TFA e INDIRE: il TAR conferma l’equiparazione del punteggio nelle GPS
Il TAR Lazio ha ritenuto legittimo attribuire lo stesso valore nelle GPS ai titoli di specializzazione conseguiti tramite TFA e percorsi straordinari INDIRE, anche se i percorsi hanno durata e struttura differenti.
Equiparazione Gps TFA e INDIRE, il TAR: non basta dire che INDIRE ha meno CFU o meno tirocinio per dimostrare che il titolo debba valere meno
da miuristruzione
Nuova sconfitta in tribunale per quanti, da quando sono stati varati i Corsi Indire per la specializzazione sul sostegno abbreviato, ritengono sia ingiusto equipararli dal punto di vista del punteggio al Tfa. Secondo il TAR Lazio, non è illegittimo attribuire nelle GPS lo stesso valore al titolo di specializzazione sul sostegno ottenuto tramite TFA e a quello conseguito attraverso i percorsi straordinari INDIRE, anche se i due percorsi hanno durata e struttura differenti.
La protesta dei docenti specializzati con TFA nasca dal ritenere il proprio percorso universitario più lungo, da 60 CFU, con selezione all’ingresso, tirocinio e un impegno formativo maggiore. Di qui, il ritenersi vittime di ingiustizia nel momento in cui chi consegue la specializzazione attraverso un percorso INDIRE più breve ottiene lo stesso titolo utile per le GPS e lo stesso punteggio.
Il TAR ha però respinto questa impostazione.
I due percorsi possono essere equiparati
Il giudice non ha affermato che TFA e INDIRE siano identici come percorso formativo, anzi ammette che ci sono differenze. Ma si tratta di differenze giustificate perché i percorsi INDIRE sono stati creati come misura straordinaria e transitoria, destinata a persone che si trovano già in una situazione particolare.

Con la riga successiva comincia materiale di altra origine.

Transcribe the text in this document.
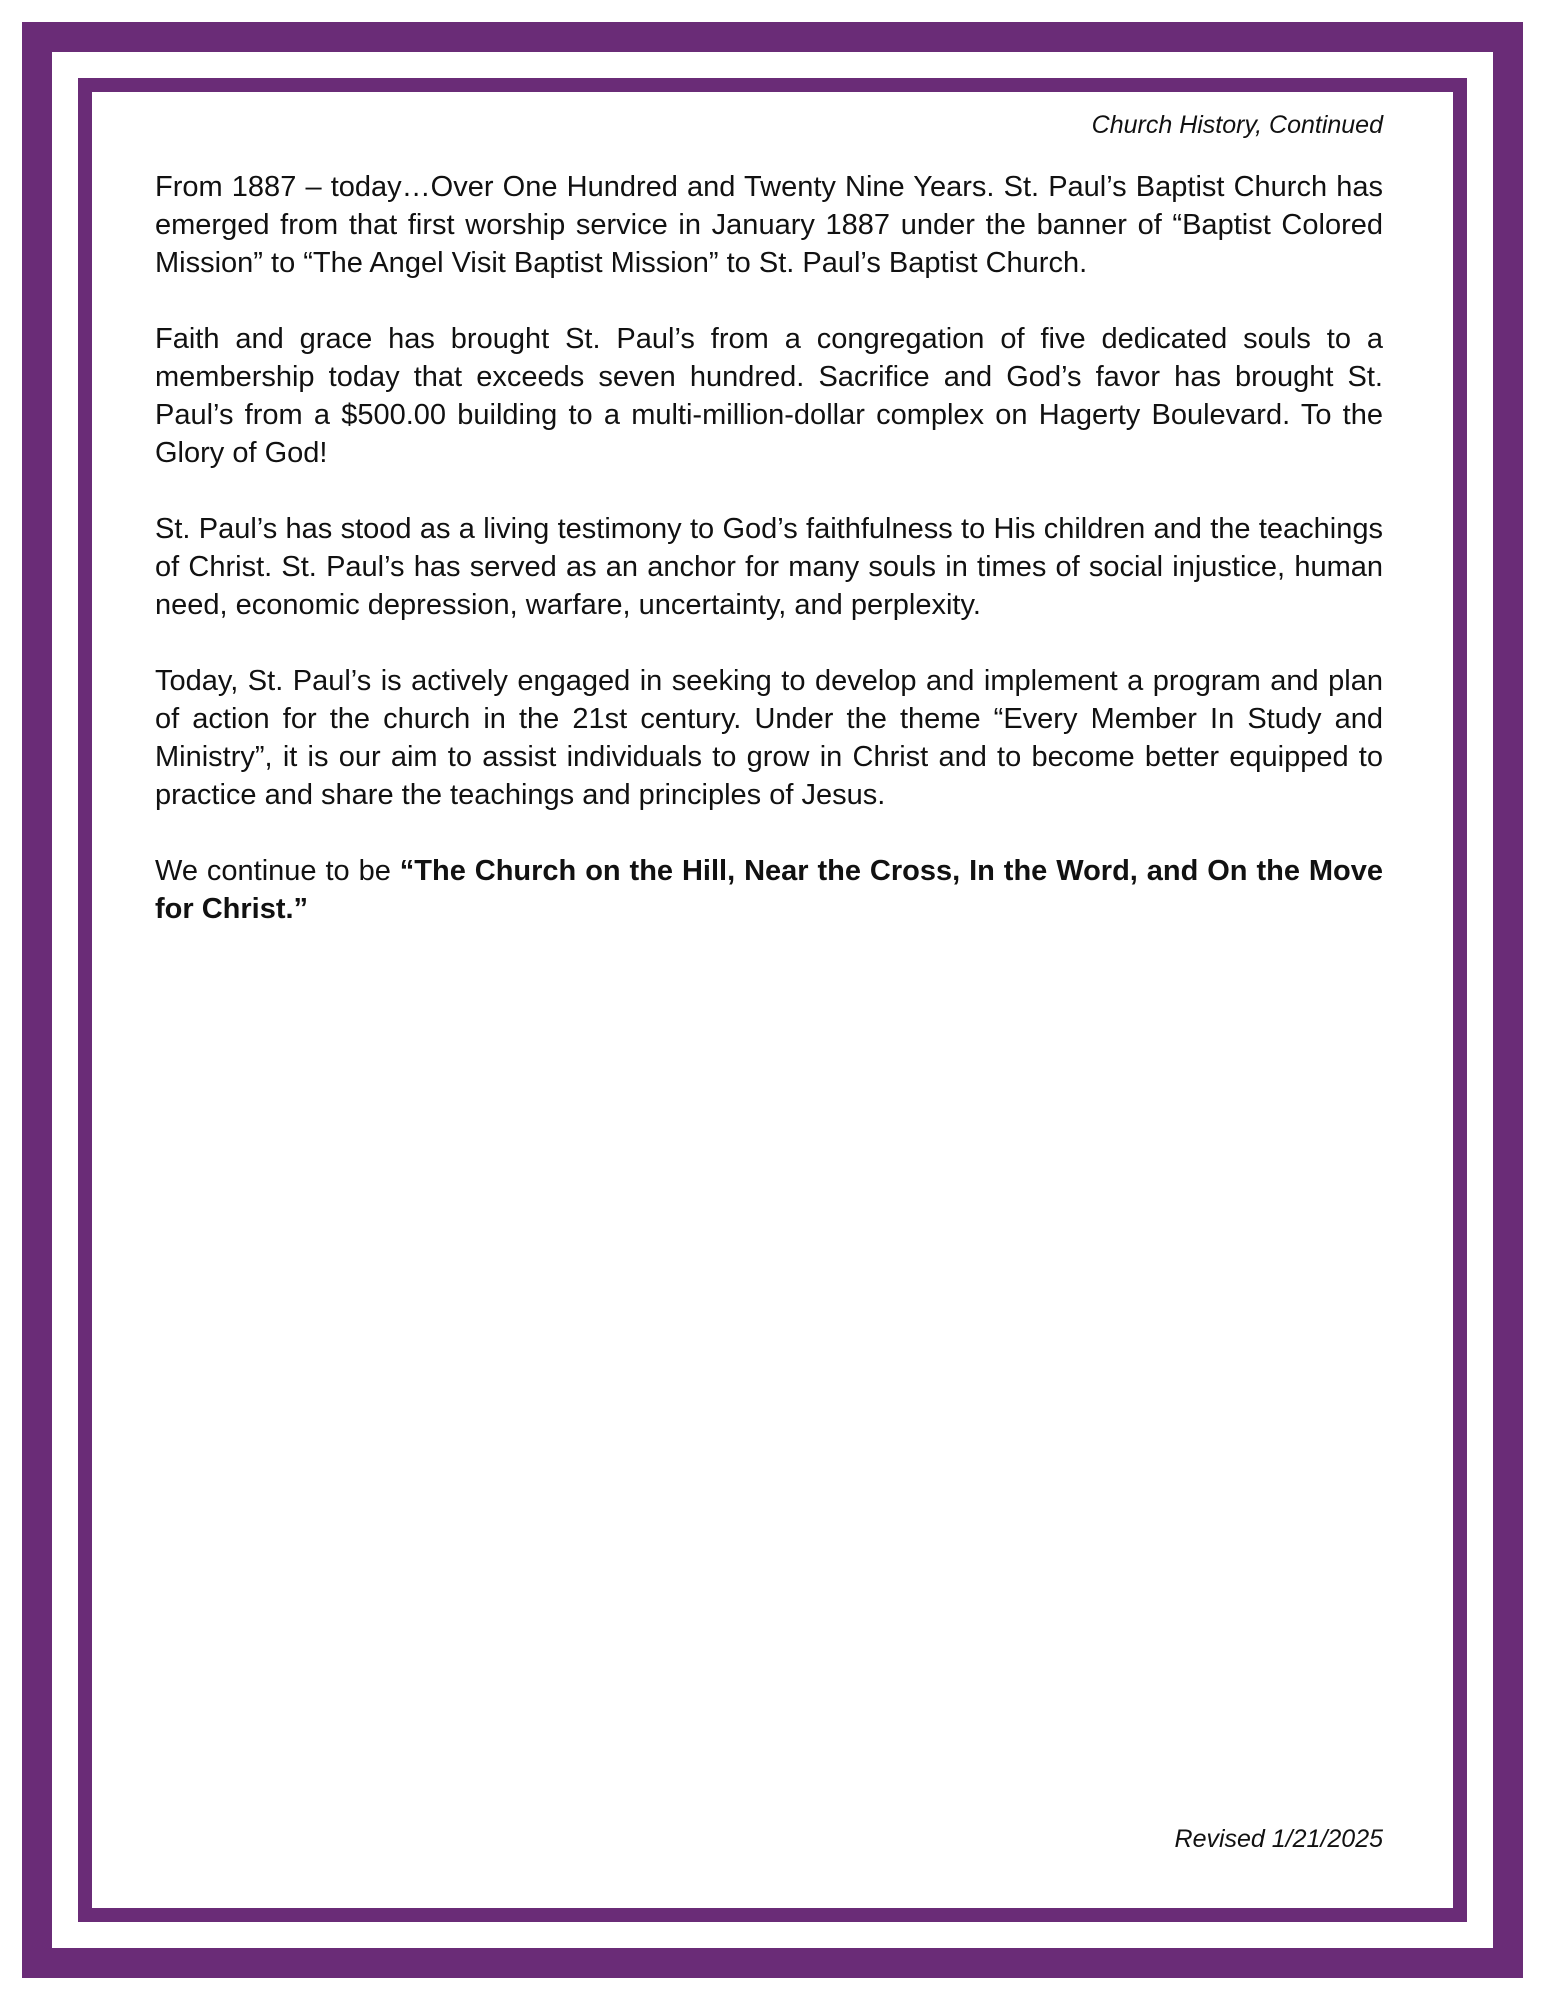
Church History, Continued

From 1887 – today…Over One Hundred and Twenty Nine Years. St. Paul’s Baptist Church has emerged from that first worship service in January 1887 under the banner of “Baptist Colored Mission” to “The Angel Visit Baptist Mission” to St. Paul’s Baptist Church.

Faith and grace has brought St. Paul’s from a congregation of five dedicated souls to a membership today that exceeds seven hundred. Sacrifice and God’s favor has brought St. Paul’s from a $500.00 building to a multi-million-dollar complex on Hagerty Boulevard. To the Glory of God!

St. Paul’s has stood as a living testimony to God’s faithfulness to His children and the teachings of Christ. St. Paul’s has served as an anchor for many souls in times of social injustice, human need, economic depression, warfare, uncertainty, and perplexity.

Today, St. Paul’s is actively engaged in seeking to develop and implement a program and plan of action for the church in the 21st century. Under the theme “Every Member In Study and Ministry”, it is our aim to assist individuals to grow in Christ and to become better equipped to practice and share the teachings and principles of Jesus.

We continue to be “The Church on the Hill, Near the Cross, In the Word, and On the Move for Christ.”

Revised 1/21/2025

E’ il caso dei docenti che hanno già maturato almeno tre anni di servizio sul sostegno. Un’esperienza professionale già acquisita che può giustificare un percorso diverso e più breve rispetto al normale TFA.

Per questo il TAR scrive sostanzialmente che una minore durata del corso INDIRE non significa automaticamente una formazione di qualità inferiore.
Il passaggio più importante
Il Tar spiega che
«La minore durata e le differenze didattiche e regolamentari […] non costituiscono l’indice di una minore qualità della formazione».
Significa che non basta dire che INDIRE ha meno CFU o meno tirocinio per dimostrare che il titolo debba valere meno nelle graduatorie.
Il legislatore poteva quindi, secondo il TAR, stabilire un percorso diverso tenendo conto dell’esperienza o della situazione precedente dei partecipanti.
Cosa cambia nelle GPS?
Per il momento nulla. Rimane valida l’impostazione prevista per le GPS 2026-2028: il titolo di specializzazione sul sostegno conseguito attraverso questi percorsi INDIRE viene considerato titolo di specializzazione valido, al pari del TFA ai fini dell’inserimento nella relativa fascia.
E soprattutto rimane il punto che aveva provocato molte proteste:
sia il titolo TFA sia quello INDIRE ricevono 12 punti come titolo di accesso/specializzazione secondo la disciplina richiamata nell’articolo.
Quindi un docente TFA non riceve automaticamente un punteggio maggiore semplicemente perché il suo percorso era da 60 CFU invece che da 40.
Cosa NON ha detto il TAR
La sentenza non dice:
«TFA e INDIRE sono esattamente la stessa cosa».
Dice qualcosa di più circoscritto:
è legittimo che il legislatore attribuisca loro lo stesso effetto giuridico ai fini della specializzazione e delle graduatorie, perché i percorsi INDIRE rispondono a una situazione eccezionale e riguardano soggetti con caratteristiche diverse rispetto a chi entra nel percorso ordinario TFA.
I ricorrenti chiedevano che il maggiore impegno formativo del TFA producesse anche un diverso riconoscimento nelle GPS, MA il TAR ha stabilito che il Ministero non era obbligato a creare questa differenza.
E’ questa la parte della sentenza che probabilmente avrà più conseguenze: rende molto più difficile contestare l’equiparazione TFA-INDIRE soltanto sulla base del diverso numero di CFU, del tirocinio o della selezione iniziale.